Encounter: hovering sapient talking gun that makes foul-mouthed smalltalk between battles and doesn’t appreciate being disrespected, thank you very much
i work at whole foods and im here to tell u that they do
Some lady the other day puts this on my conveyor belt
and im like ……………………………………..ma’am what is this
and she has the audacity to say “i don’t know”
Item: new veggies, still in beta. Come in threes; after consuming the first one, roll d8 (the other two will have the same effect)

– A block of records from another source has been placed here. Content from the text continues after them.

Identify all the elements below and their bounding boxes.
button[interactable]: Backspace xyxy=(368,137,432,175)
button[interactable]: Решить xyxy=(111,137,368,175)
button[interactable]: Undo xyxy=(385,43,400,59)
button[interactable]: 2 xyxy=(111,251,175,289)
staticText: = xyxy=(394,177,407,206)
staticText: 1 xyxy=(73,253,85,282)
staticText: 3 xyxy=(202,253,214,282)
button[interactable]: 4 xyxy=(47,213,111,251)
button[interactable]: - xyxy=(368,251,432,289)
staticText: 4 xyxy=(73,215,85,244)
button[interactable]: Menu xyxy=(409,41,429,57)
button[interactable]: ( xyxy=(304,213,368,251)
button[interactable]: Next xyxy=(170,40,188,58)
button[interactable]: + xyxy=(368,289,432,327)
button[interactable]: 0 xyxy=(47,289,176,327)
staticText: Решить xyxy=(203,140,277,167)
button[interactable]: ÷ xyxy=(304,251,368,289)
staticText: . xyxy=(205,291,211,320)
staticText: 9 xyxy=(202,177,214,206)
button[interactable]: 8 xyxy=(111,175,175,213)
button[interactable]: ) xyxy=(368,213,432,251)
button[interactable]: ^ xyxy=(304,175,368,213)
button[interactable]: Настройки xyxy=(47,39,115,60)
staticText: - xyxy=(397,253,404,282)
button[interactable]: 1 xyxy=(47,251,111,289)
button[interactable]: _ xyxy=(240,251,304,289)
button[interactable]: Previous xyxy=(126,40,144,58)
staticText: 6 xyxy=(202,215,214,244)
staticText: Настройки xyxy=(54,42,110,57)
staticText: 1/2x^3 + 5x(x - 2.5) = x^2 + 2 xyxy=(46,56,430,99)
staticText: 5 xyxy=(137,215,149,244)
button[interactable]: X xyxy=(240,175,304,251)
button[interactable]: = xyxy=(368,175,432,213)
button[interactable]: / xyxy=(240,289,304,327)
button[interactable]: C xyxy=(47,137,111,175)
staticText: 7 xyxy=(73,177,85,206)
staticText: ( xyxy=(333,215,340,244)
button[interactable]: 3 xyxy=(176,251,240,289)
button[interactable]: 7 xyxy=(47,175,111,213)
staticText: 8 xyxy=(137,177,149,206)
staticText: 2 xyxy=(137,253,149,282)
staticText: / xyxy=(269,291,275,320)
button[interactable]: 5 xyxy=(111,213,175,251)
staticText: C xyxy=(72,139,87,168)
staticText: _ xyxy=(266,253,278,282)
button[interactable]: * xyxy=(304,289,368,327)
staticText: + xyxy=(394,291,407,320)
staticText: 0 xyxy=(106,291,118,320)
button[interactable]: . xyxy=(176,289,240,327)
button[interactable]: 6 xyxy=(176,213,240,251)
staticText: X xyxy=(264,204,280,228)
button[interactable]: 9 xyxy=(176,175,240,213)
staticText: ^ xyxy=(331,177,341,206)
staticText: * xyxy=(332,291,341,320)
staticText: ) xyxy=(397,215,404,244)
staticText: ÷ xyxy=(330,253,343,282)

purple turnip that bleeds when bitten, tastes like mango vinegar; for the next three hours, you get the feat Nimble Fingers
yellow striped parsnip that tastes like crunchberries; cures/prevents blindness and deafness for 24 hours
parsnip-like root vegetable with the texture of really stale frosting; completely flavorless and actually prevents you from tasting anything until your next long rest
lumpy tomato, gently throbbing, disturbingly savory; full of seeds that can be spit at enemies for 2 Force damage, somehow or other
looks like a badly wilted leek, tastes like Hawaiian punch that’s gone bad; turn invisible the next one round
jet-black melon-like rind that contains something like minty green mashed potatoes; regrow any missing teeth
flaming red, texture like flower-foam, tastes like Pepsi but moreso; for the next eight hours, your body odor acts as an attraction pheromone to Aberrations
spiky blue little pumpkin full of a liquid that tastes like miso soup full of Pop Rocks; lose your voice, and in its place you can only make banjo noises, permanent until cured by swallowing a draught of goblin mucus, the fresher the better
Encounter: DOLEMAN, a minor chaotic-good agricultural demigod who has adapted well to modern times; can grant any number of bananas he pleases, and in whatever manner he chooses.